1. (a) The distance from the top of R to the bottom of R is sin(pi x) - (x^3-4x). The area then, would be the integral of this equation from 0 to 2.

(b) The distance from the x-axis to y=x^3-4x is x^3 - 4x. The distance from the x-axis to y=-2 is 2. The distance from the top of the small region to the bottom of the region, then, is x^3-4x+2, since you're subtracting -2. Integrate that function from 0 to 2.

(c) The length of one side of the rectangle is sin(pi*x)-x^3+4x, so the area of each square is that function squared. To find the volume of the solid, integrate the equation for the area from 0 to 2.

(d) I explained this above. It's a slice method question except with rectangles of varying heights and widths. You get V=integral from 0 to 2 of [sin(pi x)-x^3+4x][3-x]dx

2.) (a) You could draw a diagram of the x and y values from x=4 to x=7. Connect the two points. Finding the slope of that line gives a general approximation of the rate of change at x=5.5. So the slope is the change in y over the change in x, which is (150-126)/(7-4) = 3.

(b) Draw trapezoids to connect each of the points, then find the area of each trapezoid and add them up. That's the total number of tickets, which is like the area of a rectangle. The width of the rectangle is how much x spanned, so divide that from the total area to get the height of the rectangle, which is the average.

(c) The answer is 3. There must be at least 3 points where the derivative is zero.
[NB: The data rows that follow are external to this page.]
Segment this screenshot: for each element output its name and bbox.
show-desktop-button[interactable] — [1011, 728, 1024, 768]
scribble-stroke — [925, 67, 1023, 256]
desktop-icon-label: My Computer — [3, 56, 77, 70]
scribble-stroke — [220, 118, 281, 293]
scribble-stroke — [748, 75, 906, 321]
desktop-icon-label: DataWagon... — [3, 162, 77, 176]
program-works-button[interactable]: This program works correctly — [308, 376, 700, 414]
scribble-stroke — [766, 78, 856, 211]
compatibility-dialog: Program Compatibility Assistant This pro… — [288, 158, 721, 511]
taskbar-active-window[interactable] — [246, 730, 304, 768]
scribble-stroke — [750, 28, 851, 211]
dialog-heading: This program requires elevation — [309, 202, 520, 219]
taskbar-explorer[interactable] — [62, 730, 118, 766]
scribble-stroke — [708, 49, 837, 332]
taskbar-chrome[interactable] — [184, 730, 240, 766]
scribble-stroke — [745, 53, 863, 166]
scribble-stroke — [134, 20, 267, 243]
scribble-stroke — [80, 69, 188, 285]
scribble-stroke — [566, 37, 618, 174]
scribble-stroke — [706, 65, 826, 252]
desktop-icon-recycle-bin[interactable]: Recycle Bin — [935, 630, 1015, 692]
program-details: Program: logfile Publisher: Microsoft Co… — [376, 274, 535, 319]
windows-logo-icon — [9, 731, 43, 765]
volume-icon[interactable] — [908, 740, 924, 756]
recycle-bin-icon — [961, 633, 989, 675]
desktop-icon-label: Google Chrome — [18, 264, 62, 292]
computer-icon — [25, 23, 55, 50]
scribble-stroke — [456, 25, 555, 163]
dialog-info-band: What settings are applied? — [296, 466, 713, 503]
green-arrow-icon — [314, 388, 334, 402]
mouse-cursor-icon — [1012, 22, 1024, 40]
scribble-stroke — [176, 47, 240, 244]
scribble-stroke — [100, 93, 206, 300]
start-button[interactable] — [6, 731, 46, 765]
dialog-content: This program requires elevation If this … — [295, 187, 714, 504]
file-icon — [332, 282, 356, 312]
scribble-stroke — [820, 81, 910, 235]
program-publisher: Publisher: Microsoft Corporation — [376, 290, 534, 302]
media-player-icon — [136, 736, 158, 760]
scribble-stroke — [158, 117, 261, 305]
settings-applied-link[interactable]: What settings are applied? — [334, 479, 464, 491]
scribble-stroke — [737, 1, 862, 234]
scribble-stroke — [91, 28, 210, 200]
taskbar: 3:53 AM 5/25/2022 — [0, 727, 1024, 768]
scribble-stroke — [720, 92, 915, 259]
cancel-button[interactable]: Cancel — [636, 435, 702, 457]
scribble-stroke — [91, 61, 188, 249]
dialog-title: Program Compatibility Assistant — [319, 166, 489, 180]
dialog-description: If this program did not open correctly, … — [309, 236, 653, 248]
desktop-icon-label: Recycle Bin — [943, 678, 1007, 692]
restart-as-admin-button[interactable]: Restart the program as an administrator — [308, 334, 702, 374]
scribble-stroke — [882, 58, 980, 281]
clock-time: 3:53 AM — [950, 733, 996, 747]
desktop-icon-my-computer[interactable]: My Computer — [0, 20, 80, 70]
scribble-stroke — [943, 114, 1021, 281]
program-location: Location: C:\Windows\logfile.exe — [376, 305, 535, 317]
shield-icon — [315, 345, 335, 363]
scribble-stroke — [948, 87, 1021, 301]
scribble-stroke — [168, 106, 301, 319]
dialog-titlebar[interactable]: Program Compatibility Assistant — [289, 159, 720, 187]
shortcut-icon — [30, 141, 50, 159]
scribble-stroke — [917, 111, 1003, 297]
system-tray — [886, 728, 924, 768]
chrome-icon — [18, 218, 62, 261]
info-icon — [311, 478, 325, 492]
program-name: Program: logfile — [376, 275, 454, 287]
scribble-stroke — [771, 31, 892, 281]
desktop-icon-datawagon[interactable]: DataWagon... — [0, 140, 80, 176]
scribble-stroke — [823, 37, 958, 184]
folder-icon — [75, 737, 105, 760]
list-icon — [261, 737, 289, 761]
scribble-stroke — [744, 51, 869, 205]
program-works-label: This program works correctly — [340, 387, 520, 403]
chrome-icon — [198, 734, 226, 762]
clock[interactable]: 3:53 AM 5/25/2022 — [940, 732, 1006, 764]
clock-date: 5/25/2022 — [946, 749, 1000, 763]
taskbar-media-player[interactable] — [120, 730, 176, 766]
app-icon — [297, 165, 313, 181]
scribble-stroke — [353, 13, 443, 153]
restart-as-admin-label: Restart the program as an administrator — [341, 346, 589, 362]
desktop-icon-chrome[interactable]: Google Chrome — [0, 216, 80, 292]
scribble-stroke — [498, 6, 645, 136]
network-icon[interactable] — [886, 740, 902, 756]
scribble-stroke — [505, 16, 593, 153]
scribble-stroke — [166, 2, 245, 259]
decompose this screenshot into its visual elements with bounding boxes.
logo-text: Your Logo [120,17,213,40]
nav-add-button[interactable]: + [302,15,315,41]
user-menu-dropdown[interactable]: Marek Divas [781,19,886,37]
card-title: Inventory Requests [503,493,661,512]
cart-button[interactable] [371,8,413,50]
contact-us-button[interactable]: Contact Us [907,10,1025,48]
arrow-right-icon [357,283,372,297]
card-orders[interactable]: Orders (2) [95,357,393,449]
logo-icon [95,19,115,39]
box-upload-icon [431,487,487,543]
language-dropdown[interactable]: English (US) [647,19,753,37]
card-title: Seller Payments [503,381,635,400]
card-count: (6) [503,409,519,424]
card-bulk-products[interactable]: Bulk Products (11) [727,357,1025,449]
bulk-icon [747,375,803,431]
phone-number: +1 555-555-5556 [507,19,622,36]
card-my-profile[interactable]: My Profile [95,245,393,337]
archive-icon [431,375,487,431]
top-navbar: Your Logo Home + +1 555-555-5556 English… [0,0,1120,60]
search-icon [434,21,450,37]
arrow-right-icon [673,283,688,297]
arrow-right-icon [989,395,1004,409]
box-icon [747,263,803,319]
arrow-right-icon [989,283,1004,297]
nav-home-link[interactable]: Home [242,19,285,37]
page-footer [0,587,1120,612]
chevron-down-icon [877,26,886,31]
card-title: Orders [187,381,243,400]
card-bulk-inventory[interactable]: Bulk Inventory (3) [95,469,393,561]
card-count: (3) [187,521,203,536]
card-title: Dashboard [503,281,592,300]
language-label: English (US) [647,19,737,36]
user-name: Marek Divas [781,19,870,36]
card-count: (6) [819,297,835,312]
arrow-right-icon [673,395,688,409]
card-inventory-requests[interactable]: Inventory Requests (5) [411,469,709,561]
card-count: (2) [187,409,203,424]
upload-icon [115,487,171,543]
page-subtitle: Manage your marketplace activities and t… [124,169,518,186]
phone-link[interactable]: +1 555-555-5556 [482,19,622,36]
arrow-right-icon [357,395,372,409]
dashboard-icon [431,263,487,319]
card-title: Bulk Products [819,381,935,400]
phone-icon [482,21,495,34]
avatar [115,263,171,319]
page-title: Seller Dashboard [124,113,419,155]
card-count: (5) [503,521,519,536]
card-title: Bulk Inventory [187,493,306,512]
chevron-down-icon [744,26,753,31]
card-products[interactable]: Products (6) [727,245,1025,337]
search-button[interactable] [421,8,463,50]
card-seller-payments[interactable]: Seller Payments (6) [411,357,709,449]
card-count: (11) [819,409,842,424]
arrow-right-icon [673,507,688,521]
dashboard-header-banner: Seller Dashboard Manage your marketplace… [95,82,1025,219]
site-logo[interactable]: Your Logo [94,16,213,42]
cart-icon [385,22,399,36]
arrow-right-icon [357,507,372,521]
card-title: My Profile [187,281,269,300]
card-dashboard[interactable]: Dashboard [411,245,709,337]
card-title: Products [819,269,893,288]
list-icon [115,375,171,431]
From x = 1 to x = 3, the slope is positive (there is some point where the slope is positive, or else how would you increase y from x=1 to x=3?). Now from x=3 to x=4, for similar reasons, there must be a point where the slope is negative, and you can't go from a positive slope to a negative slope without the slope being zero at some point in between. Apply the same reasoning for x=3 to x=7 and from x=5 to x=8, and you'll see that there must be at least 3 points where the derivative is 0.

(d) It's just the integral of the function from 0 to 3. Remember how the antiderivative of the derivative is the function itself? So if you're given the equation for rate, to find the original function, take the integral.

3.) Here's what you're given: dv/dt = 2000, V=pi r^2 h.
(a) r=100, h=0.5, dr/dt = 2.5, what is dh/dt?

V=pi r^2 h
dV/dt = pi (r^2 dh/dt + h2rdr/dt)
dV/dt = Pi r^2 dh/dt + 2pi hrdr/dt
dV/dt - 2pi hr dr/dt = pi r^2 dh/dt
dh/dt = [dv/dt - 2pi hr dr/dt] / [pi r^2]
Plug in values given to find dh/dt = 0.039.

(b) I won't give a formal explanation, but a common-sense and logical one.

The rate of change of the volume of the oil spill is 2000-400sqrt t.
Graph that function. You will see that all the function is positive until a certain point where the function crosses the x-axis. In plain terms, the volume keeps increasing (the function is positive), until a certain point when the volume starts decreasing (the rate of change in volume is negative). Find that point. Well, set 2000-400sqrt t equal to 0 and solve for t. You get that t = 25 minutes.

(c). The integral of 2000-400sqrt t from 0 to 25 is how much the volume increased from t=0 to t=25. So the total volume at t= 25 is 6000 + that integral.